Category Archives: IoT

Is IoT All Win-win?

A recent Freakonomics podcast got me thinking about the creative destructive potential of the Internet of things. Thinking simply, there are three reasons business will embark on IoT projects: save money, make money, and help with regulatory requirements.

If you think about the potential of those, they sound great. The creative efforts there don’t seem obviously destructive for many use cases because we’re adding sensors and collecting data in places we just didn’t watch before. It sounds like a story with no losers because efficiency is an all upside conversion, right?

As I thought about it, I realized it’s not that simple. Here is an example.

If you’ve every been to a wine bar, you’ll know they sell wine by the glass and by the bottle. The wines at a wine bar are higher-end than a typical bar, so when they open a bottle to give a customer one glass, they are taking the risk that they may not be able to sell every glass in that bottle. There are tons of varieties and once opened the bottle only stays fresh and sell-able for so long. This can create a large and expensive waste of wine.

What if new IoT corks with sensors in them could track the quality of the wine and time since each bottle has been opened? The wine bar owner could then have a daily report of what is available and offer specials on opened wine they need to sell to get the most out of the bottles they have already opened.

It sounds all win-win, right? Customers get a daily special, the owner wastes less wine.

But this probably results in the wine bar owner buying less wine because they are wasting less. That’s where the savings comes from. So the wine sellers are likely to sell less wine over time because in the current system, the amount they sell includes the wasted wine.

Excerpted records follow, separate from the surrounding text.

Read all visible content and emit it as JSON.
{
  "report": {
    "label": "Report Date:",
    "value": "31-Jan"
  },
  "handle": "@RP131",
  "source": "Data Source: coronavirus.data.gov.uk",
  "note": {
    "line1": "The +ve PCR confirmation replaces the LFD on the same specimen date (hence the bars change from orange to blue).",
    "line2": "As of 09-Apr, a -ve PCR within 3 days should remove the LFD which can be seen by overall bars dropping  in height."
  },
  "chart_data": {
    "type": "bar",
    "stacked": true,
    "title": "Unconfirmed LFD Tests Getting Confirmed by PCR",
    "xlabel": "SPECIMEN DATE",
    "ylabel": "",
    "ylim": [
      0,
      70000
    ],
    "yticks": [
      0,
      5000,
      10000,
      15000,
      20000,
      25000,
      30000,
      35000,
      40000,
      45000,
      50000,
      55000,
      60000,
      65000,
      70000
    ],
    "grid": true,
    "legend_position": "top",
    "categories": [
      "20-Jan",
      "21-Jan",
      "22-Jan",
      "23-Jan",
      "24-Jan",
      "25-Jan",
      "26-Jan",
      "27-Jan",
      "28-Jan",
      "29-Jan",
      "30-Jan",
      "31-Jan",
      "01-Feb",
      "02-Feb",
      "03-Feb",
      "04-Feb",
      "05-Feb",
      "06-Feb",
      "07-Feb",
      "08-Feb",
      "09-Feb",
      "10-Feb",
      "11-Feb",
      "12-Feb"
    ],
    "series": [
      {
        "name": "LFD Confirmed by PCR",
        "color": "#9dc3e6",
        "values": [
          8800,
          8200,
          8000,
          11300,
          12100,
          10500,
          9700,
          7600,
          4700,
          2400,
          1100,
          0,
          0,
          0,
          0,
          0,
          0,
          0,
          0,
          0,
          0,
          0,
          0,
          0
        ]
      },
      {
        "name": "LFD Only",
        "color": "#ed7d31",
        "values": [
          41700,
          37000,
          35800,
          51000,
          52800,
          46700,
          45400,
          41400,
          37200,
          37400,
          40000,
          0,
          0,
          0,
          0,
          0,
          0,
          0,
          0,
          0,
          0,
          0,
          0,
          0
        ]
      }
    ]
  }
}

Like the piano makers at the turn of the last century, it seems there are few acts of creative destruction that can be purely, or even mostly, win-win. In the past, these disruptions have always led to more and better opportunity. Depending on your view, this may still be the case with the internet revolution in general. In the IoT business specifically, at least in the near term, the huge amount of work to implement and get the full value from the new data should offset the losses from the creative destruction. The longer-term impact is much less clear.

 

IoT and Network Neutrality

In all of the news around the FCC’s net neutrality deliberations, I haven’t seen much discussion around what the network means to the future of the Internet of Things (IoT). The focus for now is on the current users of the majority of the internet bandwidth, Netflix and other video providers, and rightfully so. Compared to video streaming, the simple messages passed back and forth to network connected devices are an order of magnitude smaller. So why discuss network neutrality in the context of IoT?

As IoT technologies expand into industry, companies will rely more and more on the real-time data points from throughout their infrastructure. This data will become essential to understanding what is happening at any given time, so all of those IoT messages and what they tell the business will become valuable. As more things are monitored, the number of devices and volume of data from those devices will also increase.

At some point will these messages get important enough that businesses will pay for better networks and higher delivery rates?┬áThe answer is yes, and the solution at that point will be private networks that the business controls, because it will be worthwhile to do so. Companies like the France-based Sigfox are already building alternate networks to serve these needs in some parts of the ecosystem. But even these offerings will rely on the open internet to ultimately get data to a customer’s servers.

The open internet needs to remain open for us to get to that point. Consumer services and entry level devices and services for small businesses need to run well enough on the open internet for users to get value and for the IoT ecosystem to develop without being crippled by potential network taxes. Even large companies need to be able to focus on deploying new IoT infrastructure without worrying about whether their real-time data is really as close to real time as they need it to be.

ISPs, as network experts, need to see this for the opportunity it is. As network use expands, the pie of users gets bigger, which increases the opportunity for them. Setting up limits on networks will only slow development of IoT and hobble the growth the ISPs can tap into, ultimately leading to less profit going forward.

The network neutrality debate may become a huge factor for the development of IoT in addition to all the other areas it will impact. For the sake of the amazing potential of this new platform, networks need to remain ubiquitous, stable, and neutral. There are plenty of other parts of the IoT system we do need to figure out without spending time on the parts that are already solved.